Hot Air asks: What protection?
Land-use issues are sensitive in our crowded city. Recent controversial applications to the Planning and Zoning Board have shown that people here highly value parks, farm-fields, wetlands, conservation easements, city-owned open space, and whatever other landscapes in Milford are still natural.
Real-estate agents call them “amenities”; long-time residents call them “Milford’s character”; newcomers call them “a great environment for raising kids.”
Almost everyone says they favor protecting such landscapes, but when times get tough both private and public owners realize that land is the easiest natural resource to “monetize,” and…there goes the neighborhood.
Same for the state. This month, the state Council on Environmental Quality (CEQ) published a 10-page report entitled “Preserved But Maybe Not: The Impermanence of State Conservation Lands.”
It begins: “When Connecticut residents visit a beautiful state park or wildlife area they often are contented by the knowledge that the land is set aside for forests, wildlife and all people for all time. Except usually it isn’t.”
Continuing, the report points out that the legislature and the Department of Energy and Environmental Protection (DEEP) actually have the power to exchange state lands, and have considered transferring hundreds of acres to private commercial interests or, occasionally, municipalities, in swaps for substitute land or money. Ever since 1990 DEEP has had a Land Exchange Policy that defines criteria for an acceptable exchange, but the policy hasn’t always been properly applied. As CEQ notes: 1) state lands proposed for exchange are typically described as worthless, in some way, rather than as having a specific value for conservation; and 2) information necessary to assess their worth for conservation typically isn’t made available until late in the decision-making process.

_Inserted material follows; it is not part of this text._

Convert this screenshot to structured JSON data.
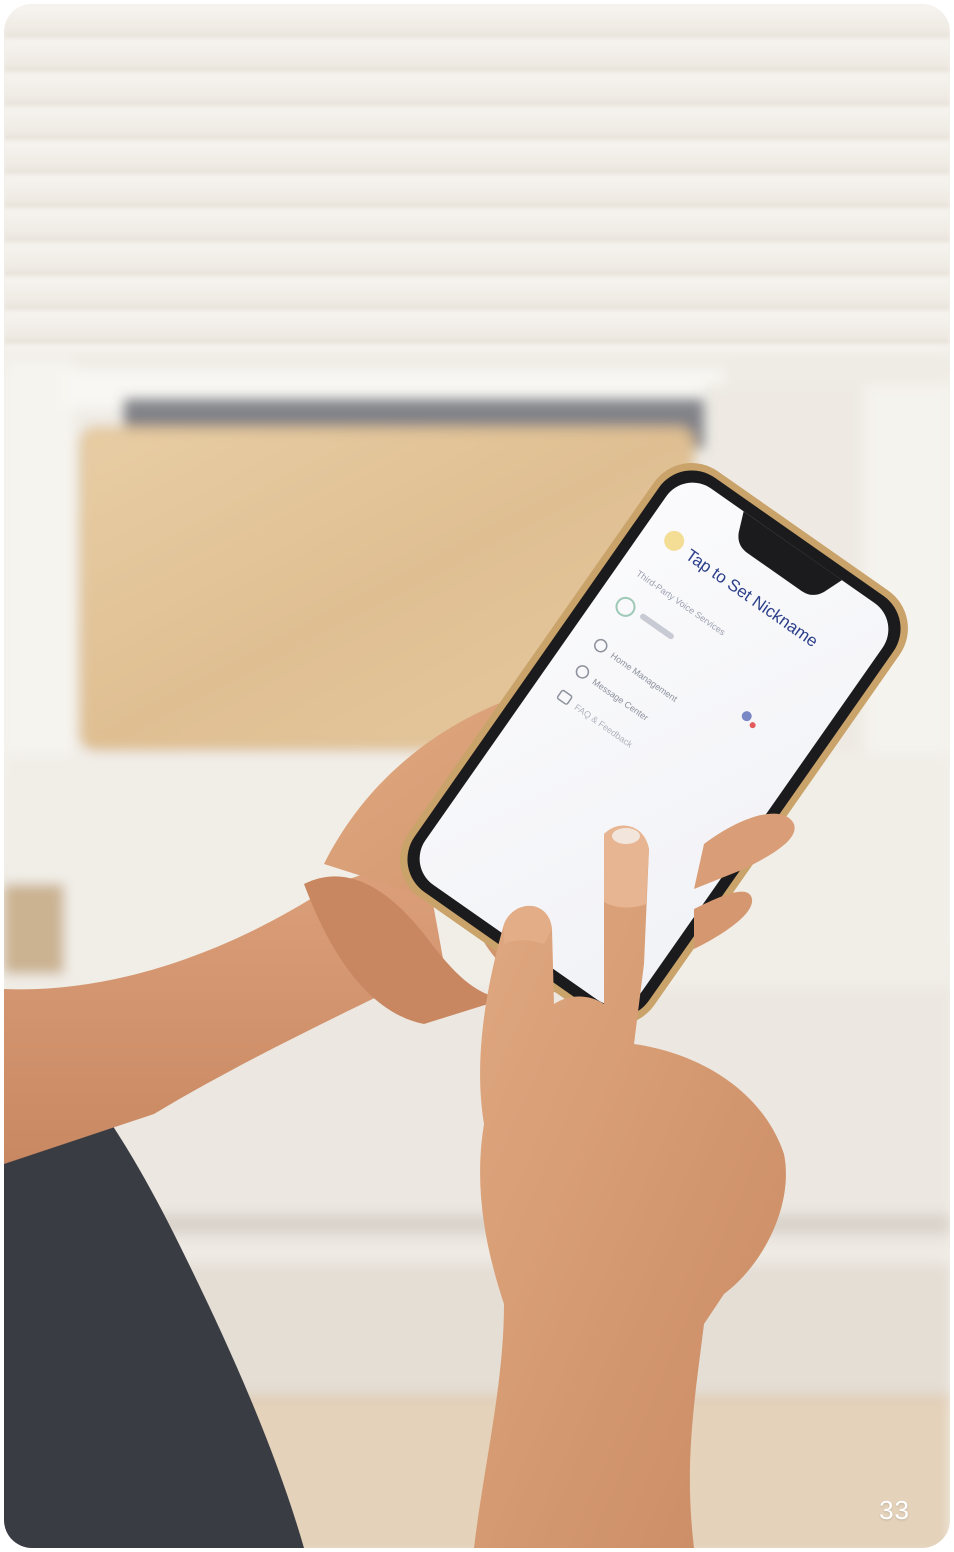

Not all the proposed exchanges are approved. Every time one is, however, public expectations are frustrated, and volunteer efforts to improve state lands decline. Worst of all, the increasing actual value of protected state lands for resilience to climate change, especially rising sea-levels, is lost and ignored.
CEQ recommends an action plan as follows. 1. The legislature should standardize a procedure for considering the exchange of state conservation lands that is transparent and incorporates necessary information as early as possible. 2. DEEP should have at least data sheets readily available for all its protected properties describing each one’s natural resources and conservation purposes — especially original deeded restrictions on the property — with certain types of property ranked high in conservation value by default.
3. The state map (developed 2000-2013) of all protected open space properties in Connecticut owned by DEEP, municipalities, land trusts, and other groups should be updated to include data on the level of protection granted to each property.
4. Certain enabling bills should be passed, one encouraging every municipality to demonstrate the same concern for its own protected open space as the state should have for theirs. Even without the passage of this last bill, though, “Preserved But Maybe Not” should be required reading for any Milford land-use official or board member.